Friday, June 16, 2006

Highgate Cemetery


Highgate Cemetery

Most people think it strange when I say that Highgate Cemetery is an afternoon out worth doing. After all it is just a graveyard isn't it?!

The cemetery was opened in 1839 and currently has over 150,000 people buried in over 50,000 graves. It is divided into two parts - the older West Cemetery and the newer East cemetery. In its Victorian heyday up to 29 gardeners were employed to keep the grounds neat. However, as it filled up and the money dried up the cemetery became overgrown and in disrepair. In the 1970s the Friends of Highgate Cemetery became involved and as volunteers, preserved the cemetery and opened it for visitors. Their policy is not one of restoration but of preservation and conservation or, as my guide told me, “managed neglect”!
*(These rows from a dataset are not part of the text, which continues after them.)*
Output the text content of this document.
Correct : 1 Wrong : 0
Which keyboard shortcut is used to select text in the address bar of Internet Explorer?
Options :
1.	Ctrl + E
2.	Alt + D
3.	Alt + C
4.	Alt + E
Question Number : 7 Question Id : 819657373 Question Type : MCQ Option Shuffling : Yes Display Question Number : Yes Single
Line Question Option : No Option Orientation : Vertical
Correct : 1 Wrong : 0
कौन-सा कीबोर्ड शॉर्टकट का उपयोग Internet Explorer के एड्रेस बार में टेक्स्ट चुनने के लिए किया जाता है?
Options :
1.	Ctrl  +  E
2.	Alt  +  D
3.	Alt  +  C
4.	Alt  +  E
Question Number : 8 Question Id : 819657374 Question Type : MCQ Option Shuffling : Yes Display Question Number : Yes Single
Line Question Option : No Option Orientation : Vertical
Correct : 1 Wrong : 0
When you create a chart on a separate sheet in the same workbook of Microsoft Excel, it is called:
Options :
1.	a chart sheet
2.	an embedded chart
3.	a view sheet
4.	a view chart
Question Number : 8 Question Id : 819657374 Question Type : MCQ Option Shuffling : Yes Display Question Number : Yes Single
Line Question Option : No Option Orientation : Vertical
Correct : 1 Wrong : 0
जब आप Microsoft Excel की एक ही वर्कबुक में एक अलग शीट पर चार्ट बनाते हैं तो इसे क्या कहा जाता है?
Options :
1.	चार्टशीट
Tours run during the week at 2pm and at weekends on the hour from 10-4pm in the summer and up to 3pm in the winter and cost £5.00. It is worth getting there up to 30 minutes in advance as they will only take 12-15 people per tour. Each tour lasts 55 minutes. Do not be put off by the rottweiler in the skirt and cardigan coming out of the gates. Although she may remind you of the rules often, she was instrumental in starting up the Friends of Highgate Cemetery started and is the reason you are able to visit it. Key rules to remember are no bare shoulders, no eating, drinking and smoking. The ground is uneven and there is a slight incline which should not bother most people, but could be difficult for the elderly.

Our guide was called Alex, a knowledgeable American chap who took us around the West cemetery and showed us some of the key graves and told us some interesting stories about some of the ‘residents’ of the cemetery. I am sure with 50,000 plus graves there are 50,000 stories but we have to be content with a dozen or so. You are not allowed to wander through the West side without a guide. There is a small book store which you come to at the end of the tour and I don’t believe it is accessible without doing the tour.

In the newer east side you may wander as you wish. Admission is £2, plus £1 if you wish to take photos and a further £1 for a map. If you don’t wish to buy the map the gate attendant will direct you to Karl Marx and George’ Elliot’s graves. If you carry on down from Marx’s grave to see quite a lot of older graves that are crumbling and buried in the bushes and you realise exactly how much work the Friends of Highgate Cemetery have done so far, and you no longer begrudge the admission charge.

Both cemeteries contain a range of simple graves to the opulent and I must say I find a certain Englishness in the simple wonky, stones overgrown with ivy, or where the roots of a tree and broken the stones, and probably prefer them to the angels, urns, lions and cats.